- Education: Gambia High School
- Occupations: Television presenter and journalist

= Fatou Camara (journalist) =

Fatoumata "Fatu" Camara (also Fatou Camara) is a television presenter and journalist from the West African state of The Gambia.

== Early life and education ==
Camara was born in Banjul, the daughter of Modou Lamin Camara and Fatou Njie. She attended the Albion Primary School and then the Gambia High School.

== Career ==
After finishing high school, she worked for Radio 1 FM and part-time from 1996 for the National Youth Service Scheme (NYSS), simultaneously with her job at Citizen FM . She left The Gambia in 1996 and studied media and communication in Birmingham.

After returning to the Gambia, she worked as a reporter and news anchor for the Gambia Radio & Television Service (GRTS) until 2000 and again from 2002 to 2005. From 2000 to 2002 she was with her husband (later ex-husband) in the United States, she then worked from 2005 at the US Embassy in Banjul as an assistant protocol/military liaison officer, in which she worked out military training programs for members of the Gambian military in collaboration with the US Department of Defense.

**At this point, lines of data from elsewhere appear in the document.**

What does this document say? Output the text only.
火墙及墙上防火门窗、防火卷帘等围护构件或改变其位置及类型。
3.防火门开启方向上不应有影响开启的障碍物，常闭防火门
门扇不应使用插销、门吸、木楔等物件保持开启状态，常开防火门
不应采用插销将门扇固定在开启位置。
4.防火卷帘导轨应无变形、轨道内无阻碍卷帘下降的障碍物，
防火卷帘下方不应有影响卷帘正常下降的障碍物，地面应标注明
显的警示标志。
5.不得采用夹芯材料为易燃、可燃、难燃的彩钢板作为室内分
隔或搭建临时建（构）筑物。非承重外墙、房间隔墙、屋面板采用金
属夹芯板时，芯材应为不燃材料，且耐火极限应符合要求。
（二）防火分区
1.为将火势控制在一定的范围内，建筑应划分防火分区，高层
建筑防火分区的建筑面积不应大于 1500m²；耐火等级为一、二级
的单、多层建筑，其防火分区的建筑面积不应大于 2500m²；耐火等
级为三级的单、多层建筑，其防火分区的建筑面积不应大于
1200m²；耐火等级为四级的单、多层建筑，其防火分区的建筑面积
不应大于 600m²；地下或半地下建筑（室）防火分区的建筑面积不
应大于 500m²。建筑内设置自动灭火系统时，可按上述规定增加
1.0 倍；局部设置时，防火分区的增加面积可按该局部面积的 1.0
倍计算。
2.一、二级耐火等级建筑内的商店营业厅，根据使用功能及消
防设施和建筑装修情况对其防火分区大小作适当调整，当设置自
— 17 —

Camara ended her work at the US Embassy in 2008 to start her own public relations company. At the same time, she started Gambia's first TV talk show, The Fatu Show, which quickly became the most watched show in the country.

In 2011 and again in 2013 she served President Yahya Jammeh as a press officer (Director of Press & Communication, Office of the President). In 2011 she was released from work after three months. In 2013, she was arrested as a press officer and ultimately detained for 25 days without contact with the outside world in September. During her detention, she was asked to hand over passwords to her email and Facebook to officers of the National Intelligence Agency (NIA). According to the new internet laws, she could faced up to 15 years in prison for 'tarnishing the image' of the president. The allegations are linked to false information about Jammeh that was allegedly published in Freedom Newspaper, a website about the Gambia from the United States. After paying a bail, she lost her job, and there was executive instruction from the president to prohibit her further appearances on television. Camara fled abroad via Senegal. Since then she has been living in exile in Georgia in the United States.

In the diaspora, she runs a news website for The Gambia and is strongly networked via social media such as Facebook, Twitter, YouTube, Instagram and SoundCloud. Their Facebook page "The Fatu Network" is watched by more than 250,000 users (as of March 2017). In August 2014, she was assaulted by supporters of Jammeh in the United States.

Camara brought an action against the Gambian state before the Community Court of Justice of the West African Economic Community (ECOWAS) and received a million Dalasi reparations in February 2018. In May 2019 the Gambian government paid her US$25,000.